Experten haben erklärt, dass der dunkle neue Anstrich am Boden des Beckens die Temperatur erhöhen und das Wachstum von Algen begünstigen würde, und dass Algenblüten im Wasser zu dieser Jahreszeit häufig vorkommen, insbesondere in flachem, stehendem Wasser wie dem des Beckens.
Trump machte Vandalen für die Probleme verantwortlich und behauptete ohne Beweise, dass „ätzende und zerstörerische Chemikalien“ in den Pool geschüttet worden seien und dass Vandalen „irgendein Messer oder eine Klinge genommen“ hätten und einen langen „Schnitt in die schöne Fassade“ verursacht hätten, obwohl niemand wegen dieser mutmaßlichen Taten angeklagt wurde.
Der US-Präsident warnte davor, dass jedem, der den Pool angeblich beschädigt habe, lange Haftstrafen drohen. „Bitte denken Sie daran, dass die Zerstörung oder sogar der Versuch der Zerstörung solcher Dinge mit einer 10-jährigen Gefängnisstrafe geahndet wird – die vollständig vollstreckt wird!“ Er schrieb über Truth Social.

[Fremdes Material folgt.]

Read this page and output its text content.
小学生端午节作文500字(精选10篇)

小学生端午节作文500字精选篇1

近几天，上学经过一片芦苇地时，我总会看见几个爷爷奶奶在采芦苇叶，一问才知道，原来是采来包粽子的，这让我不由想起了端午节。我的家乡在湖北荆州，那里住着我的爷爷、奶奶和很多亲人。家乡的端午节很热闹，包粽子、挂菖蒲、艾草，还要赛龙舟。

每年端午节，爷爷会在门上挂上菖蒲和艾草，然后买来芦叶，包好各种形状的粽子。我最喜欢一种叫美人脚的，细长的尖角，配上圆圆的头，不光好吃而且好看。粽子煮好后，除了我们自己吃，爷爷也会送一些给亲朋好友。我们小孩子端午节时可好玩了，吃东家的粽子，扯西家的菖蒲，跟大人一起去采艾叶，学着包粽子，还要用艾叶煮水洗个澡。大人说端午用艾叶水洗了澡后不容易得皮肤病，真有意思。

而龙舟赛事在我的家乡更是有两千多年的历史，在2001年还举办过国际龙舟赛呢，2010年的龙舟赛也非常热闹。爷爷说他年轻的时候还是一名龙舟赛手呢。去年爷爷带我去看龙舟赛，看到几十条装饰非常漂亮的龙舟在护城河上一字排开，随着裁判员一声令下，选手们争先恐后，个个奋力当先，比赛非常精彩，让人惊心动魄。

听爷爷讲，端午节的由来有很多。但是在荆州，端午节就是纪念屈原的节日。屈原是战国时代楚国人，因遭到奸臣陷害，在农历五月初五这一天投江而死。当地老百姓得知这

Letzte Woche kündigte die US-Anwältin für den District of Columbia, Jeanine Pirro, Anklage gegen Hearn an und beschuldigte ihn, das Linienschiff vorsätzlich beschädigt zu haben.
Nach Angaben des US-Innenministeriums wurden in den Wochen nach der Wiedereröffnung mindestens sechs Personen wegen des Verdachts der Zerstörung des Schwimmbads festgenommen. Truppen der Nationalgarde und der US-Parkpolizei wurden zum Schutz des Geländes eingesetzt, das während der Feierlichkeiten am 4. Juli eingezäunt wurde.
Bei der Anhörung am Donnerstag war der Gerichtssaal voll besetzt, und Dutzende Unterstützer warteten draußen, nachdem Hearn seinen Plädoyer eingereicht hatte.
Die Probleme mit dem reflektierenden Becken bestehen weiterhin, und Trump räumte ein, dass es erneut entleert werden muss, damit die beschädigte Auskleidung repariert werden kann.